Lifeguards Remove Hazardous Debris
Nov 12, 2014 07:56PM
By Paul Spear
On Monday morning Imperial Beach Lifeguards received a call from a resident on Seacoast Drive for a large wooden object moving rapidly into the Tijuana Estuary (Tijuana River National Estuarine Research Reserve)’s north channel that parallels Seacoast Drive. Lifeguards investigated the call and were unable to determine what the object was due to its location inside the estuary. To rule out any possible smuggling, United States Border Patrol were called and requested helicopter air support for a top view. Lifeguards radioed San Diego County Sheriff's Department’s ASTREA helicopter do a fly over to identify this debris. The pilot identified it as possible large flotsam - piece of a boat deck 14’x14’. At 2 PM with tide moving to low, the flotsam began floating south with the tidal currents and became stuck in the salt marsh vegetation about a quarter mile north of the river mouth.
Lifeguards contacted the Tijuana Estuary Fish and Wildlife Manager about the flotsam and were informed that the debris had been stuck in the estuary for the last six years. Fish and Wildlife were hoping to remove the flotsam from the Estuary and asked for Lifeguard assistance in towing it to the beach near the river mouth.
On Wednesday’s high tide, Lifeguards were able to successfully free the flotsam and tow it the beach with their personal watercraft. Lifeguards then dragged it up on to the dry beach with the winch on their truck. The flotsam looked to be a deck of a bait barge.

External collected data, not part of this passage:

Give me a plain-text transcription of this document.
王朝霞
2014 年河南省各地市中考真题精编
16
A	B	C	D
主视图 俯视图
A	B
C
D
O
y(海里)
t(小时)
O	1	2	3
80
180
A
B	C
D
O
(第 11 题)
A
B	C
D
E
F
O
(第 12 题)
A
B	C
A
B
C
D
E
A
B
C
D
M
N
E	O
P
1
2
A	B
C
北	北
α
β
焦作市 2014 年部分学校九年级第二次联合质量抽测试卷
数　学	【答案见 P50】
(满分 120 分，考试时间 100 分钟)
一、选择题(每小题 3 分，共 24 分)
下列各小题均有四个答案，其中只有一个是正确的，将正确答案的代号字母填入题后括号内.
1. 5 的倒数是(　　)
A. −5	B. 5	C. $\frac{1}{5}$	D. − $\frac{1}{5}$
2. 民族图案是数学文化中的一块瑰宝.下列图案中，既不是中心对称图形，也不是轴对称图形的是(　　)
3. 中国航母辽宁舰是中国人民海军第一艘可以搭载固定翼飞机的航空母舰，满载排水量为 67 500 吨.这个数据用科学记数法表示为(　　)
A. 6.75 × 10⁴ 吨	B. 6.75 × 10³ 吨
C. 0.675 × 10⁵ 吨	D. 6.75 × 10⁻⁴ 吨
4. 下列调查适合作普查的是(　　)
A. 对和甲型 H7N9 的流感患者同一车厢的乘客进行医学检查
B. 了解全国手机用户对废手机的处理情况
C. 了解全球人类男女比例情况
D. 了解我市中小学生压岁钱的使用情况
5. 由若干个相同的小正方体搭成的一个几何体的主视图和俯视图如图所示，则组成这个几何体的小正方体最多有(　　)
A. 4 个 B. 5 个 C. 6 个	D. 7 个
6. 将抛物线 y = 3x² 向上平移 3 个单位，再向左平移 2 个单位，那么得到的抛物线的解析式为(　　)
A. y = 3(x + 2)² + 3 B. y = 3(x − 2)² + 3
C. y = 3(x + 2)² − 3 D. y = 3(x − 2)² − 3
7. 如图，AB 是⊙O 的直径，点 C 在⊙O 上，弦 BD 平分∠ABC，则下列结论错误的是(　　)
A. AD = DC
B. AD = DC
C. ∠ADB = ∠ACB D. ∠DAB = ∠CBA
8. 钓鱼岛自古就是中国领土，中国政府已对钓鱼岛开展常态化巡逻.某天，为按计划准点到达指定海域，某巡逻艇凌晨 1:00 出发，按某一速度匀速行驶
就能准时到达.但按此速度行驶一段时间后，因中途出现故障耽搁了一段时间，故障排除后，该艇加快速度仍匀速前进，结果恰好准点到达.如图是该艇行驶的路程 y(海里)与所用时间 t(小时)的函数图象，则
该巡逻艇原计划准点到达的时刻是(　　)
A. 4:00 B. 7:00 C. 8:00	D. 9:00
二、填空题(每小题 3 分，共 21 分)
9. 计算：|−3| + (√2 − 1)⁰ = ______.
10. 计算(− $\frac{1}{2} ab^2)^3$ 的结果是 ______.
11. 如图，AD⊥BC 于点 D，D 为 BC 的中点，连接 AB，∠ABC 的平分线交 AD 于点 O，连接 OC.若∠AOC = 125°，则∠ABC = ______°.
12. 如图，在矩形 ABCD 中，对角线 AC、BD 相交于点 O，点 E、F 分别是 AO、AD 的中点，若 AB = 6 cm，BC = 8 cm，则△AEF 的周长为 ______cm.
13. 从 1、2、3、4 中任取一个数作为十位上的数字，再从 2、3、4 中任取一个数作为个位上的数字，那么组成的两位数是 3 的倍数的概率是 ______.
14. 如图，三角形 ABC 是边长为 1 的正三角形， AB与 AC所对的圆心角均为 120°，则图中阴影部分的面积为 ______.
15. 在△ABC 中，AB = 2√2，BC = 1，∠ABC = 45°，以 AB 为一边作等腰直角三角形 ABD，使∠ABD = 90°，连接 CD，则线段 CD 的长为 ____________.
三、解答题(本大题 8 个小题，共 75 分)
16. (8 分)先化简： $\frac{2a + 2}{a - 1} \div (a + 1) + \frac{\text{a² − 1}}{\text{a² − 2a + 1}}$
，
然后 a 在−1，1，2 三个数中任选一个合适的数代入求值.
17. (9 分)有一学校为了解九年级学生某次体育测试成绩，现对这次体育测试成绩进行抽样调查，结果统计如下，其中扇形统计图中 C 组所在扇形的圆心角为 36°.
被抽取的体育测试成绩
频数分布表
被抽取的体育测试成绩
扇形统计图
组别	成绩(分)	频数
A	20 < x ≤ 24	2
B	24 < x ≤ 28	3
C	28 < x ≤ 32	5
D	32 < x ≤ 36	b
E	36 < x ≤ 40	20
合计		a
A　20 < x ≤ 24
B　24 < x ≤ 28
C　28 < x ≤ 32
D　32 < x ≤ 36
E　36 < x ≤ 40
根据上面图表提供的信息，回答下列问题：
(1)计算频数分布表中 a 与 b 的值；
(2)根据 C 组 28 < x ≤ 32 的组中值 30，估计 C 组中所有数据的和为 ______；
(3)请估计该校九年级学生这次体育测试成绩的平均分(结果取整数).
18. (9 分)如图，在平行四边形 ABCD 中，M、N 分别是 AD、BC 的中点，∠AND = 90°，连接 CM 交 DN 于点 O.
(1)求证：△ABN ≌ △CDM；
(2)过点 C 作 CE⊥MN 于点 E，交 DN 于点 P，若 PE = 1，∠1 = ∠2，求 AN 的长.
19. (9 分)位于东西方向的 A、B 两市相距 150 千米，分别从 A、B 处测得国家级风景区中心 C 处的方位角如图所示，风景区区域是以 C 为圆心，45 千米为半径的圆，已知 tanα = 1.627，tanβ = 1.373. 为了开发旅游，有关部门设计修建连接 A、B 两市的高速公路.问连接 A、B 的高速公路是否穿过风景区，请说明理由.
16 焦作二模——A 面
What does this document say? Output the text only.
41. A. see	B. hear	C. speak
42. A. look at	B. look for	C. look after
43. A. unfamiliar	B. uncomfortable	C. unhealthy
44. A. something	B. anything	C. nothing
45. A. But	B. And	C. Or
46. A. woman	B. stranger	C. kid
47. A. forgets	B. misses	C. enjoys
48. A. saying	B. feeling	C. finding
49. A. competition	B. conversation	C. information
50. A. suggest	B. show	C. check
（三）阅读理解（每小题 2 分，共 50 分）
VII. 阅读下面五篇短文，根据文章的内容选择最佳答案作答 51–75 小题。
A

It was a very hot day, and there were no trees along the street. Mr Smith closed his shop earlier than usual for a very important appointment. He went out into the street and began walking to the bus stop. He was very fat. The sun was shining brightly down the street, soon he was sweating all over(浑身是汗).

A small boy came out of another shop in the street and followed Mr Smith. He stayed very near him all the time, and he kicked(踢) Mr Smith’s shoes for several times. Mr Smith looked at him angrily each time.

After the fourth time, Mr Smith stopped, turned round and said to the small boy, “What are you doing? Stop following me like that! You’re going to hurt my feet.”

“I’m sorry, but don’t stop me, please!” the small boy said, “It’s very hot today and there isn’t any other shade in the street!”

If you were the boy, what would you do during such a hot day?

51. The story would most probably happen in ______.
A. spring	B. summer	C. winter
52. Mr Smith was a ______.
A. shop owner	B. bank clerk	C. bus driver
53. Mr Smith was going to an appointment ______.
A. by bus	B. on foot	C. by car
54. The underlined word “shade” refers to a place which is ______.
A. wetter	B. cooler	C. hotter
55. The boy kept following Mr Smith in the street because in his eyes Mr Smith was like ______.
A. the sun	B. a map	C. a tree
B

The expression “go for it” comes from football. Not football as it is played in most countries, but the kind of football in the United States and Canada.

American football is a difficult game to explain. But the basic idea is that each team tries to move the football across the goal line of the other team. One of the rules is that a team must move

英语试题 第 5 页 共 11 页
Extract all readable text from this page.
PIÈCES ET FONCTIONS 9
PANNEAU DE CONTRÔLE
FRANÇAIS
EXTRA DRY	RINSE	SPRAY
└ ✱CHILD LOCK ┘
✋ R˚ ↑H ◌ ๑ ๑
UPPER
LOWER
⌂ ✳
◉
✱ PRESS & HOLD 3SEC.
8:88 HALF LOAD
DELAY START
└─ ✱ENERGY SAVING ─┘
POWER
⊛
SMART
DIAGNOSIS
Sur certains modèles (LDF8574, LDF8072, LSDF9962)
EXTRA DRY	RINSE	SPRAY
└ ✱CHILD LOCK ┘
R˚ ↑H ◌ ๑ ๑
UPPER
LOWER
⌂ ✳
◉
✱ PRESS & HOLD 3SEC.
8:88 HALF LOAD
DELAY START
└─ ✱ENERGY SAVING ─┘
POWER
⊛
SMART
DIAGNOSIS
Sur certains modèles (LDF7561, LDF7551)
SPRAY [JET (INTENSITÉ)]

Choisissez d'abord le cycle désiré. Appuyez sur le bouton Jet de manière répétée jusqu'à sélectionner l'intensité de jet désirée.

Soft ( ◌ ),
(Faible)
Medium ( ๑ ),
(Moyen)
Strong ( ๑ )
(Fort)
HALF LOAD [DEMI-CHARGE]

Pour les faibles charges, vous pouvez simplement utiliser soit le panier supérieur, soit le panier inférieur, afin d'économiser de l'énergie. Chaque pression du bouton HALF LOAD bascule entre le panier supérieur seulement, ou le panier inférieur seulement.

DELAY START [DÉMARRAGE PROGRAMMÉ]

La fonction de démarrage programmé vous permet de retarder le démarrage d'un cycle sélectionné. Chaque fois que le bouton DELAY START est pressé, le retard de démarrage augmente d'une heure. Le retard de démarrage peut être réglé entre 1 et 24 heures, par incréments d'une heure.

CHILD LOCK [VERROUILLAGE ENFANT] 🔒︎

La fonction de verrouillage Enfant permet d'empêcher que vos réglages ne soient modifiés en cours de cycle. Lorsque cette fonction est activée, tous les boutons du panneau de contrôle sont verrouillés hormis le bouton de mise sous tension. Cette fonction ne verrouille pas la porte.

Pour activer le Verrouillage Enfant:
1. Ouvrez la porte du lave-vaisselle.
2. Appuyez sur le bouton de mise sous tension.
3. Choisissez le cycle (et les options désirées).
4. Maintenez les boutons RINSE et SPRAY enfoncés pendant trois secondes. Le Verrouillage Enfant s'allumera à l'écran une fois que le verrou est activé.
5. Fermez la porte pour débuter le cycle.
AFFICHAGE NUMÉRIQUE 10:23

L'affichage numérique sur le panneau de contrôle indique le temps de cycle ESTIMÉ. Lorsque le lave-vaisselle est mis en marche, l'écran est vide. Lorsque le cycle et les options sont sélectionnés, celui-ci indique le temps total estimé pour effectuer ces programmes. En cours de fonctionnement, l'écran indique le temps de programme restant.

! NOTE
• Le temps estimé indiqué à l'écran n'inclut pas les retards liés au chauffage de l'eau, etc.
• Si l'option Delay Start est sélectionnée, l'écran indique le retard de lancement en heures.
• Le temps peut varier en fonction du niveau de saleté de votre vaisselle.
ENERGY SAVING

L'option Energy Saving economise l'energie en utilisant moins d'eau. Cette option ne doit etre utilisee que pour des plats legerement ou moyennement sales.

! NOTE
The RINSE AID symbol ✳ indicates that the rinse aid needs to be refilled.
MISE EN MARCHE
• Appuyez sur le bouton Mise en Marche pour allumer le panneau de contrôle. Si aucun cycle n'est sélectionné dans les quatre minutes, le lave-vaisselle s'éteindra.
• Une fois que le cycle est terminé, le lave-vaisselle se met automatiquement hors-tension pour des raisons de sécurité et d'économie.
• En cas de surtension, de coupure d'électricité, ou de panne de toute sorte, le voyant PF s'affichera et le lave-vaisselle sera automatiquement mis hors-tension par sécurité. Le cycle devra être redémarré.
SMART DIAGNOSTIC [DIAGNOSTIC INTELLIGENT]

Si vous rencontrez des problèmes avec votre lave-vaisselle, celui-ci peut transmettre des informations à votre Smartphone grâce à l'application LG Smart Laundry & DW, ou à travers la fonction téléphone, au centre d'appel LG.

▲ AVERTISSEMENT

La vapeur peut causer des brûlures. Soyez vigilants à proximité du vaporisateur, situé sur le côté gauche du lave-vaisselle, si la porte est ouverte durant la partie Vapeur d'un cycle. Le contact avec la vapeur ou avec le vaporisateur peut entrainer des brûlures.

Estuary staff plans to demolish and remove the debris in the next week. Had it not been removed, the flotsam could have become lodged in one of the smaller estuary channels blocking tidal water flow, or it could have drifted back into the ocean becoming a navigational hazard. This was a great opportunity for
lifeguards to practice open water towing, while supporting and coordinating with other local agencies (Border Patrol, Sheriff and Fish and Wildlife).